Au Canada, un sondage publié par la banque TD en février 2024 révélait que près du tiers des 18 à 34 ans interrogés avaient déjà été victimes d’une arnaque. Malgré leurs aptitudes technologiques, 43 pour cent estimaient être plus susceptibles d’être la cible de fraudes financières sur les réseaux sociaux que les groupes plus âgés, tout en se disant trop gênés pour en parler, ce qui signifie que beaucoup d’incidents ne sont probablement pas signalés. Pour finir 62 pour cent indiquaient se sentir vulnérables par rapport aux fraudes financières. En France, dès décembre 2021, la justice et les autorités financières estimaient que « les réseaux sociaux et les influenceurs sont les nouveaux points d’entrée apparus ces dernières années », avec par exemple de « faux bons plans » incitant les jeunes à se former au trading. Cette population est globalement consciente des risques d’arnaque, mais sa méfiance diminue lorsque les investissements portent sur des biens réels (diamants, immobilier de luxe) ou sur les cryptomonnaies comme le montre le procès « Carton rouge » qui se tient actuellement à Nancy.
Autonomes et actifs
Une étude publiée en France début octobre par l’AMF a montré que les 18-34 ans, représentant 25 pour cent d’un vaste échantillon représentatif de la population, pesaient 39 pour cent du segment des « investisseurs autonomes et actifs ». Gérant eux-mêmes leurs économies, près du quart réalisent au moins une opération par semaine, les deux tiers au moins une fois par mois, contre respectivement 17 et 32 pour cent pour la moyenne du segment.

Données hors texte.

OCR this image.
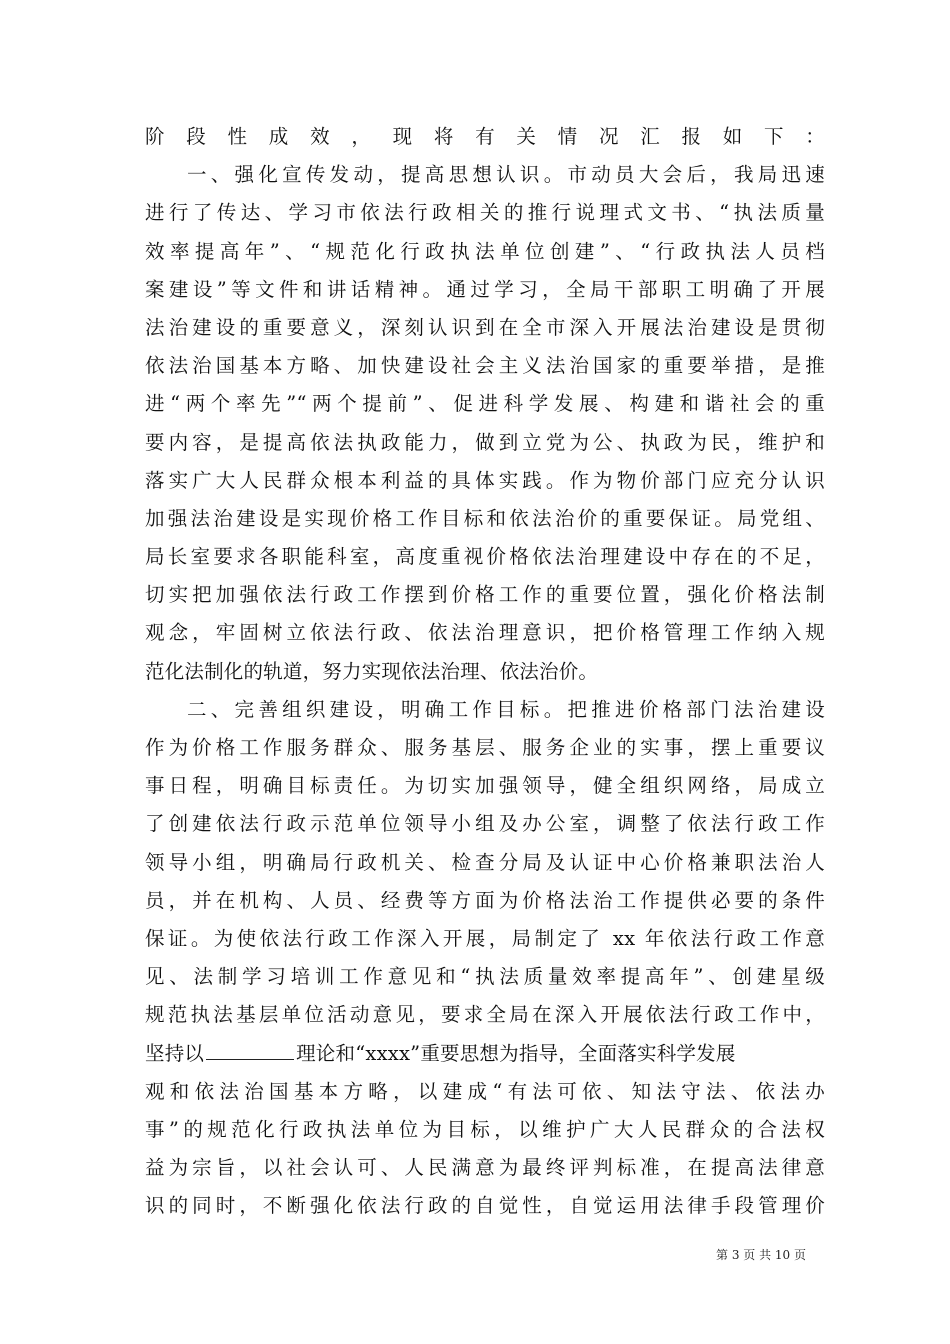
阶段性成效，现将有关情况汇报如下：
一、强化宣传发动，提高思想认识。市动员大会后，我局迅速
进行了传达、学习市依法行政相关的推行说理式文书、“执法质量
效率提高年”、“规范化行政执法单位创建”、“行政执法人员档
案建设”等文件和讲话精神。通过学习，全局干部职工明确了开展
法治建设的重要意义，深刻认识到在全市深入开展法治建设是贯彻
依法治国基本方略、加快建设社会主义法治国家的重要举措，是推
进“两个率先”“两个提前”、促进科学发展、构建和谐社会的重
要内容，是提高依法执政能力，做到立党为公、执政为民，维护和
落实广大人民群众根本利益的具体实践。作为物价部门应充分认识
加强法治建设是实现价格工作目标和依法治价的重要保证。局党组、
局长室要求各职能科室，高度重视价格依法治理建设中存在的不足，
切实把加强依法行政工作摆到价格工作的重要位置，强化价格法制
观念，牢固树立依法行政、依法治理意识，把价格管理工作纳入规
范化法制化的轨道，努力实现依法治理、依法治价。
二、完善组织建设，明确工作目标。把推进价格部门法治建设
作为价格工作服务群众、服务基层、服务企业的实事，摆上重要议
事日程，明确目标责任。为切实加强领导，健全组织网络，局成立
了创建依法行政示范单位领导小组及办公室，调整了依法行政工作
领导小组，明确局行政机关、检查分局及认证中心价格兼职法治人
员，并在机构、人员、经费等方面为价格法治工作提供必要的条件
保证。为使依法行政工作深入开展，局制定了 xx 年依法行政工作意
见、法制学习培训工作意见和“执法质量效率提高年”、创建星级
规范执法基层单位活动意见，要求全局在深入开展依法行政工作中，
坚持以	理论和“xxxx”重要思想为指导，全面落实科学发展
观和依法治国基本方略，以建成“有法可依、知法守法、依法办
事”的规范化行政执法单位为目标，以维护广大人民群众的合法权
益为宗旨，以社会认可、人民满意为最终评判标准，在提高法律意
识的同时，不断强化依法行政的自觉性，自觉运用法律手段管理价
第 3 页 共 10 页
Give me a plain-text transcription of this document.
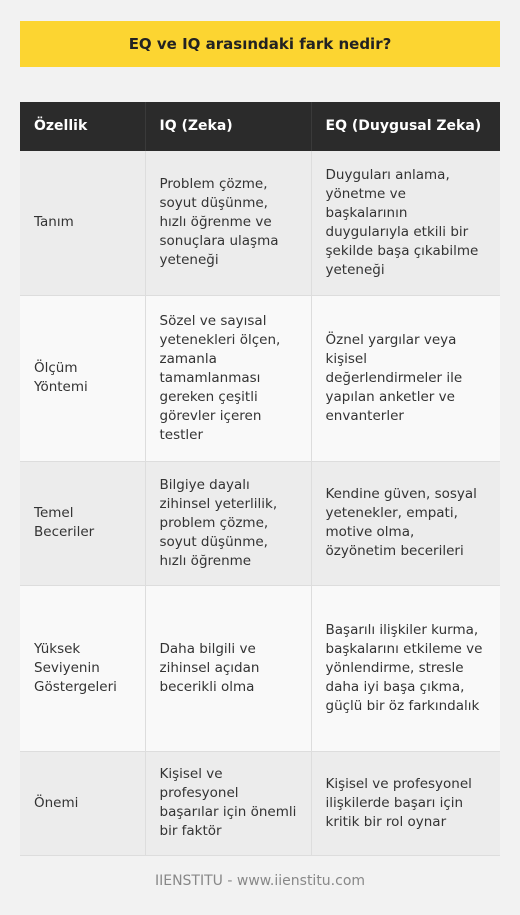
EQ ve IQ arasındaki fark nedir?
Özellik	IQ (Zeka)	EQ (Duygusal Zeka)
Tanım	Problem çözme, soyut düşünme, hızlı öğrenme ve sonuçlara ulaşma yeteneği	Duyguları anlama, yönetme ve başkalarının duygularıyla etkili bir şekilde başa çıkabilme yeteneği
Ölçüm Yöntemi	Sözel ve sayısal yetenekleri ölçen, zamanla tamamlanması gereken çeşitli görevler içeren testler	Öznel yargılar veya kişisel değerlendirmeler ile yapılan anketler ve envanterler
Temel Beceriler	Bilgiye dayalı zihinsel yeterlilik, problem çözme, soyut düşünme, hızlı öğrenme	Kendine güven, sosyal yetenekler, empati, motive olma, özyönetim becerileri
Yüksek Seviyenin Göstergeleri	Daha bilgili ve zihinsel açıdan becerikli olma	Başarılı ilişkiler kurma, başkalarını etkileme ve yönlendirme, stresle daha iyi başa çıkma, güçlü bir öz farkındalık
Önemi	Kişisel ve profesyonel başarılar için önemli bir faktör	Kişisel ve profesyonel ilişkilerde başarı için kritik bir rol oynar
IIENSTITU - www.iienstitu.com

Ils sont très portés sur les ETF, avec un taux moyen de détention de 23 pour cent. Mais pour 44 pour cent le portefeuille boursier ne dépasse pas 10 000 euros. Les deux tiers privilégient Internet pour leur recherche d’information, avec des formations, webinaires et conférences pour apprendre à investir, mais aussi pour les avis d’autres investisseurs et les discussions en ligne. Les réseaux sociaux utilisés sont majoritairement des réseaux généralistes comme YouTube et Instagram. Au moment de la prise de décision ils se tournent surtout vers leurs proches : famille, amis et collègues sont cités dans la moitié des cas, contre un tiers en moyenne pour le segment.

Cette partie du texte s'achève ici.